Sortez les mouchoirs, pleurez dans les chaumières, non, je vais pas mentir, si j’ai fait des conneries, c’est pas à cause de mes sirènes mais bon. J’ai pété des câbles pour ça, c’est arrivé. L’autre soir, tiens, quand on est sorti à Paname avec le cous’, ok j’avais bien tisé – un peu bédave aussi – la viande était attendrie. Je suis plus sensible dans ces cas-là. On s’est retrouvé dans le métro, il était pas très tard, je crois et des gens y’en avait encore sur les quais plus qu’il m’en aurait fallu. Ils parlaient, traînaient des pieds ou, impatients, les tordaient en les frottant au sol. Au loin les rails vibraient de rames en circulation. Les tunnels formaient et déformaient cette mélasse. Avec ce que j’avais avalé, ça me traversait de bas en haut, me mettant du feu dans le ventre. Le palpitant me cognait jusque dans la mâchoire et ma boîte crânienne en grande cathédrale réverbérait les sons. Des interférences m’empêchait de recueillir l’essentiel qu’était à portée d’oreille mais que personne entendait. Un rythme, bien huilée, des frôlements de paume sur la peau tendue d’un darbouka ou d’un conga, la beauté, ici, tout près et pas un con à part mézigue pour l’entendre, un vivant parmi les sourds, un enfant innocent et naïf parmi les affairés et les obséquieux.
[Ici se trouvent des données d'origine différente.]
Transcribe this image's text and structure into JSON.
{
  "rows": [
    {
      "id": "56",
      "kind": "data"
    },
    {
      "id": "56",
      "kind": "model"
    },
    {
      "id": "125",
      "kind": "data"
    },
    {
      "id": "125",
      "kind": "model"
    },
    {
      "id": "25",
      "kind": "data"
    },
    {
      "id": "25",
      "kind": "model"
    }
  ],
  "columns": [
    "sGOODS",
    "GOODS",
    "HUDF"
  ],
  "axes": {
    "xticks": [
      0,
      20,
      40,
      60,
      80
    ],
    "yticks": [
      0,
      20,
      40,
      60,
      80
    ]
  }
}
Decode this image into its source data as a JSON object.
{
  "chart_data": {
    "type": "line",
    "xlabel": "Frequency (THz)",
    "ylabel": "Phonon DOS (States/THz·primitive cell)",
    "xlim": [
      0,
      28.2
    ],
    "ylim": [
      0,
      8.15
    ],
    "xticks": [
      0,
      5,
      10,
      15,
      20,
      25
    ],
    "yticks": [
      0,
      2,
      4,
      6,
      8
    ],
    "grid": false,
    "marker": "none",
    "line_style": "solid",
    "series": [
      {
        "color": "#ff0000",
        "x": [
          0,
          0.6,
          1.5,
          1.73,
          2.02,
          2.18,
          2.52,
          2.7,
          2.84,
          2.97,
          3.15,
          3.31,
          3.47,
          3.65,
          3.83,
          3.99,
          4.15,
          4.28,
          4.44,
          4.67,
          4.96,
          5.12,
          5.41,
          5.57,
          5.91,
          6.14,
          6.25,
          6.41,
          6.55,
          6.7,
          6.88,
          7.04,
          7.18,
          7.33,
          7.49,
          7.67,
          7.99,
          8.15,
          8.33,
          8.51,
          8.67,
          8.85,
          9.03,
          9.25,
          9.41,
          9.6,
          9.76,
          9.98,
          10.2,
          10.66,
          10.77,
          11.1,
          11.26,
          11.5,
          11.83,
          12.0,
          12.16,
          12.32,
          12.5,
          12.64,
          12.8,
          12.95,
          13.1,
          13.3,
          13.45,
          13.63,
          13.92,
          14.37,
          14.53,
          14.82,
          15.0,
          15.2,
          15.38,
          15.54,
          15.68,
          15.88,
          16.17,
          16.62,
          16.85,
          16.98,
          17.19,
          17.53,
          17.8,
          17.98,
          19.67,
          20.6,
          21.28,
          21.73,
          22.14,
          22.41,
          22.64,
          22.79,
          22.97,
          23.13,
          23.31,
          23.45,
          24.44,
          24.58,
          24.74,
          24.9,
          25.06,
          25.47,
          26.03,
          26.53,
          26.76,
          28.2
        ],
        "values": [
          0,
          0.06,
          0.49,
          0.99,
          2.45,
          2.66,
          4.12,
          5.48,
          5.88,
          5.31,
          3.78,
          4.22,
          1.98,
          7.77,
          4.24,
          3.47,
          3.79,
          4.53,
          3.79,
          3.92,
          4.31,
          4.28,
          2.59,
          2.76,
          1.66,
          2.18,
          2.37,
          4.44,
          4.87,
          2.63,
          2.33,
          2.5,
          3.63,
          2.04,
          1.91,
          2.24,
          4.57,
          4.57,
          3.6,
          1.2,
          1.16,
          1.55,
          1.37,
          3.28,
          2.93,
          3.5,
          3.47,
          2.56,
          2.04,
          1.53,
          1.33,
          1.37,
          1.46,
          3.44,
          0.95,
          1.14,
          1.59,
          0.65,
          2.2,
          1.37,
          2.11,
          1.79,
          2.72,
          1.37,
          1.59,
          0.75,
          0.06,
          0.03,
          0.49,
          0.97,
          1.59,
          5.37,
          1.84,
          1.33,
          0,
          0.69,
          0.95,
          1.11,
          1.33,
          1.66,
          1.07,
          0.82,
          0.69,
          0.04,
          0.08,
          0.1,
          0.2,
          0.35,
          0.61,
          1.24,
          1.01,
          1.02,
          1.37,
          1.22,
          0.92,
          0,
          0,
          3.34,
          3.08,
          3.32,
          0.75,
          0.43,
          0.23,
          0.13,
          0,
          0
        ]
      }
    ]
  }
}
Alors, ni une ni deux, je suis descendu sur les rails, au cœur des herbes qui poussaient et qui chantaient dans le vent venu de l’autre bout de la ville et de l’autre bout du monde peut-être. Des grillons frottaient leurs ailes cuivrées et de la poudre d’or tintait en retombant. J’ai juste voulu suspendre le temps mais j’te garantis aujourd’hui y’a plus que des gens pressés et laids.
on est pris par ta prose vivante, ça frôle ça vibre, alors on continue…
merci pour cela…
Une écriture qui pulse et le premier paragraphe résonne bien en moi…Merci.
Oui! On entend cette voix. Et on a envie d’écouter ce qu’elle a à dire. Bravo, c’est très réussi.